Harç bitti, yapı paydos
Ahmet Davutoğlu, pek tartışılan Stratejik Derinlik adlı opus magnum’unda Türkiye’nin bir eksen ülkeden, merkez ülkeye geçmesinin yollarını anlatıyordu. Bunun için Türkiye’nin “tarihi derinliği...
Ahmet Davutoğlu, pek tartışılan Stratejik Derinlik adlı opus magnum’unda Türkiye’nin bir eksen ülkeden, merkez ülkeye geçmesinin yollarını anlatıyordu. Bunun için Türkiye’nin “tarihi derinliği ile stratejik derinliği arasında yeni ve anlamlı bir bütün oluşturma ve bu bütünü coğrafi derinlik içinde hayata geçirmesi” gerekiyordu.

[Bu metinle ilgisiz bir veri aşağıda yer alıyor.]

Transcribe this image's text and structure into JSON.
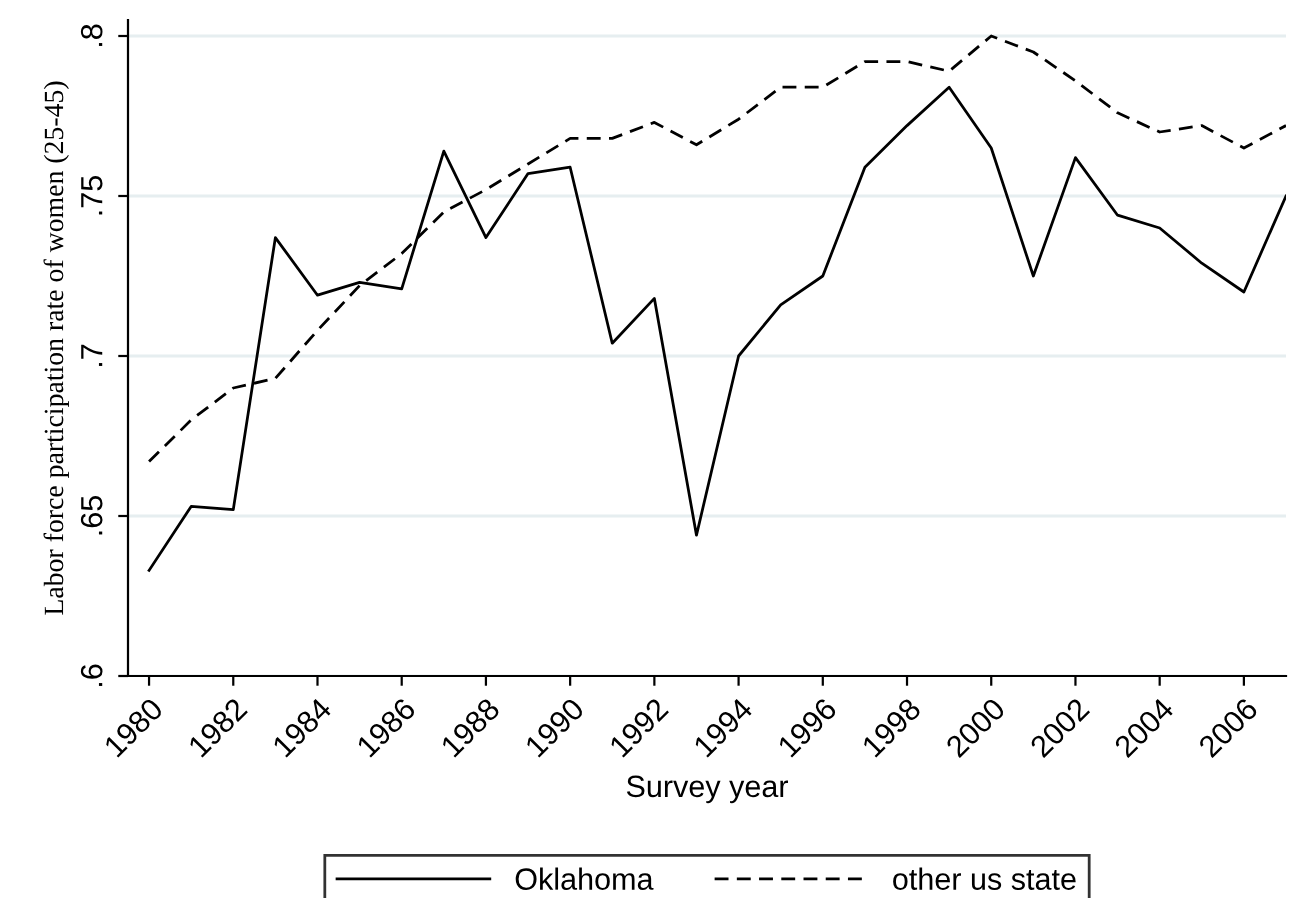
{
  "chart_data": {
    "type": "line",
    "xlabel": "Survey year",
    "ylabel": "Labor force participation rate of women (25-45)",
    "x": [
      1980,
      1981,
      1982,
      1983,
      1984,
      1985,
      1986,
      1987,
      1988,
      1989,
      1990,
      1991,
      1992,
      1993,
      1994,
      1995,
      1996,
      1997,
      1998,
      1999,
      2000,
      2001,
      2002,
      2003,
      2004,
      2005,
      2006,
      2007
    ],
    "series": [
      {
        "name": "Oklahoma",
        "color": "#000000",
        "line_style": "solid",
        "values": [
          0.633,
          0.653,
          0.652,
          0.737,
          0.719,
          0.723,
          0.721,
          0.764,
          0.737,
          0.757,
          0.759,
          0.704,
          0.718,
          0.644,
          0.7,
          0.716,
          0.725,
          0.759,
          0.772,
          0.784,
          0.765,
          0.725,
          0.762,
          0.744,
          0.74,
          0.729,
          0.72,
          0.75
        ]
      },
      {
        "name": "other us state",
        "color": "#000000",
        "line_style": "dashed",
        "values": [
          0.667,
          0.68,
          0.69,
          0.693,
          0.708,
          0.722,
          0.732,
          0.745,
          0.752,
          0.76,
          0.768,
          0.768,
          0.773,
          0.766,
          0.774,
          0.784,
          0.784,
          0.792,
          0.792,
          0.789,
          0.8,
          0.795,
          0.786,
          0.776,
          0.77,
          0.772,
          0.765,
          0.772
        ]
      }
    ],
    "xlim": [
      1979.5,
      2007
    ],
    "xticks": [
      1980,
      1982,
      1984,
      1986,
      1988,
      1990,
      1992,
      1994,
      1996,
      1998,
      2000,
      2002,
      2004,
      2006
    ],
    "ylim": [
      0.6,
      0.805
    ],
    "yticks": [
      {
        "value": 0.6,
        "label": ".6"
      },
      {
        "value": 0.65,
        "label": ".65"
      },
      {
        "value": 0.7,
        "label": ".7"
      },
      {
        "value": 0.75,
        "label": ".75"
      },
      {
        "value": 0.8,
        "label": ".8"
      }
    ],
    "grid": "y",
    "legend": "bottom",
    "marker": "none"
  }
}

Yani eski Osmanlı topraklarında ve daha geniş olarak da İslam dünyasında konumunu sağlamlaştırması şarttı. Davutoğlu’na göre Batı’daki hedefleri tutturmanın yolu da buydu.
Nasıl İran’da yerini sağlamlaştıran Selçuklu, Anadolu’ya geçmişse, Anadolu’da yerini pekiştiren Osmanlı da Balkanlar’a yol alabilmişti. Yani “yay geriye doğru ne kadar gerilirse”, “ok da ileriye o denli hızlı” gidecekti.

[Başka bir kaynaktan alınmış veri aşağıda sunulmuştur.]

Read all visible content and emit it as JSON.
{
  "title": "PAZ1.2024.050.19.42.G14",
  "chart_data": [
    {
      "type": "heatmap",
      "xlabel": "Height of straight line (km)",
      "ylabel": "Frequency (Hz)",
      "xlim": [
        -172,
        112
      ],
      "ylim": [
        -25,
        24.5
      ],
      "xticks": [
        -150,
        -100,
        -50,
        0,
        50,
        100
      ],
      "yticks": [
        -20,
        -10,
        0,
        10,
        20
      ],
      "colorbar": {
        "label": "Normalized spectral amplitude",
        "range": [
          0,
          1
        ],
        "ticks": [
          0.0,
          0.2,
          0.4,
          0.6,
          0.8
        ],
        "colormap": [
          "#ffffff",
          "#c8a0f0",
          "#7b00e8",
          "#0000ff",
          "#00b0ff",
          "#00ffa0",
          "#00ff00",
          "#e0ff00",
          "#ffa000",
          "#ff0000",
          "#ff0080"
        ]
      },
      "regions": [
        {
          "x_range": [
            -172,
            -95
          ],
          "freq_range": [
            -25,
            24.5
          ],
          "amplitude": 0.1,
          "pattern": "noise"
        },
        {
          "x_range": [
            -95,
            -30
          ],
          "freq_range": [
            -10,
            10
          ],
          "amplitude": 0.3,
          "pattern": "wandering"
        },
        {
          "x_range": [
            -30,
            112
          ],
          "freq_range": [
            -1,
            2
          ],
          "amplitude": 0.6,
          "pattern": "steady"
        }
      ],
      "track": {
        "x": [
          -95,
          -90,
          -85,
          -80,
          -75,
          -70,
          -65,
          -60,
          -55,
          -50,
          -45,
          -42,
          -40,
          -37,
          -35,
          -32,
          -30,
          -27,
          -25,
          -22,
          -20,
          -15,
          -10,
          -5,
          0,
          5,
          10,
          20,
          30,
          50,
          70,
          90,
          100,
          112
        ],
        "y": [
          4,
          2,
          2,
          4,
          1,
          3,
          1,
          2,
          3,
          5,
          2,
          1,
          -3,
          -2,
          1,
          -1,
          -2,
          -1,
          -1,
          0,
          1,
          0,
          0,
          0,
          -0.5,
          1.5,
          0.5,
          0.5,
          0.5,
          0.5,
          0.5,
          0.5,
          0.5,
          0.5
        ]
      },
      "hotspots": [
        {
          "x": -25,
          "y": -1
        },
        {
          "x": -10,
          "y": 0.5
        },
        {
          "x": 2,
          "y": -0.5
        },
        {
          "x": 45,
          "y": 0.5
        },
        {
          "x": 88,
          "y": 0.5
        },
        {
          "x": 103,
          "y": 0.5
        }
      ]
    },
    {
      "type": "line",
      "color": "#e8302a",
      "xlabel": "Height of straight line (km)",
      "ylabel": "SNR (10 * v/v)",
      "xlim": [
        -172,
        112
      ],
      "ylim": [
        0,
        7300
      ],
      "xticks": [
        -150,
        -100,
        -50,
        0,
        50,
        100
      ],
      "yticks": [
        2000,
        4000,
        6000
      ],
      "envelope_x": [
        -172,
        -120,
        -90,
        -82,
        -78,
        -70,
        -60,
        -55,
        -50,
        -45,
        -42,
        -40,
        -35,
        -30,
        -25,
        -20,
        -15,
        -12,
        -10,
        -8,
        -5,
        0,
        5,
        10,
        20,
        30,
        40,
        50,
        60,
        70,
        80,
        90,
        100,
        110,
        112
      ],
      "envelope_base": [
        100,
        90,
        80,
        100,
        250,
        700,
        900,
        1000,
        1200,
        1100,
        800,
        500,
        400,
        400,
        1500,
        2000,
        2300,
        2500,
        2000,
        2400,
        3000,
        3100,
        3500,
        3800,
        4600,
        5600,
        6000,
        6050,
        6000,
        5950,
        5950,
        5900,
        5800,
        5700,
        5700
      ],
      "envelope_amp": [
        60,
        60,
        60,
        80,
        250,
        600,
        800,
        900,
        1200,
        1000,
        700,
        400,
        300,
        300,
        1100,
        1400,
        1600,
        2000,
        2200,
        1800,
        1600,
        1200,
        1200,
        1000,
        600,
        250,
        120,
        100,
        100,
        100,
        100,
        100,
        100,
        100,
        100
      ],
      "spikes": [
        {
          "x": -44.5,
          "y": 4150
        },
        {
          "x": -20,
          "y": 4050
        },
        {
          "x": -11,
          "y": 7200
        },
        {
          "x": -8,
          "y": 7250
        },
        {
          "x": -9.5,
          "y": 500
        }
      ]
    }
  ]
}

“Tarihte edilgen değil etken” olmak için, tarih “okuyan değil yazan” bir toplum olmak için başka bir yol yoktu.
Türkiye, mesela Birleşik Krallık gibi diğer imparatorluk kökenli devletlere benzemezdi. Osmanlı, onlar gibi bir merkezperiferi ilişkisi içinde sömürgecilik yapmamıştı.
Hindistan’daki Müslüman Türkler ya da Endülüs Emevileri örneklerine benzer şekilde kuşatıcı bir imparatorluk mirasının taşıyıcısıydı.
O sebeple, Soğuk Savaş’ın dondurucu etkisi geçtiğine göre parantez kapanabilir, restorasyon başlayabilirdi.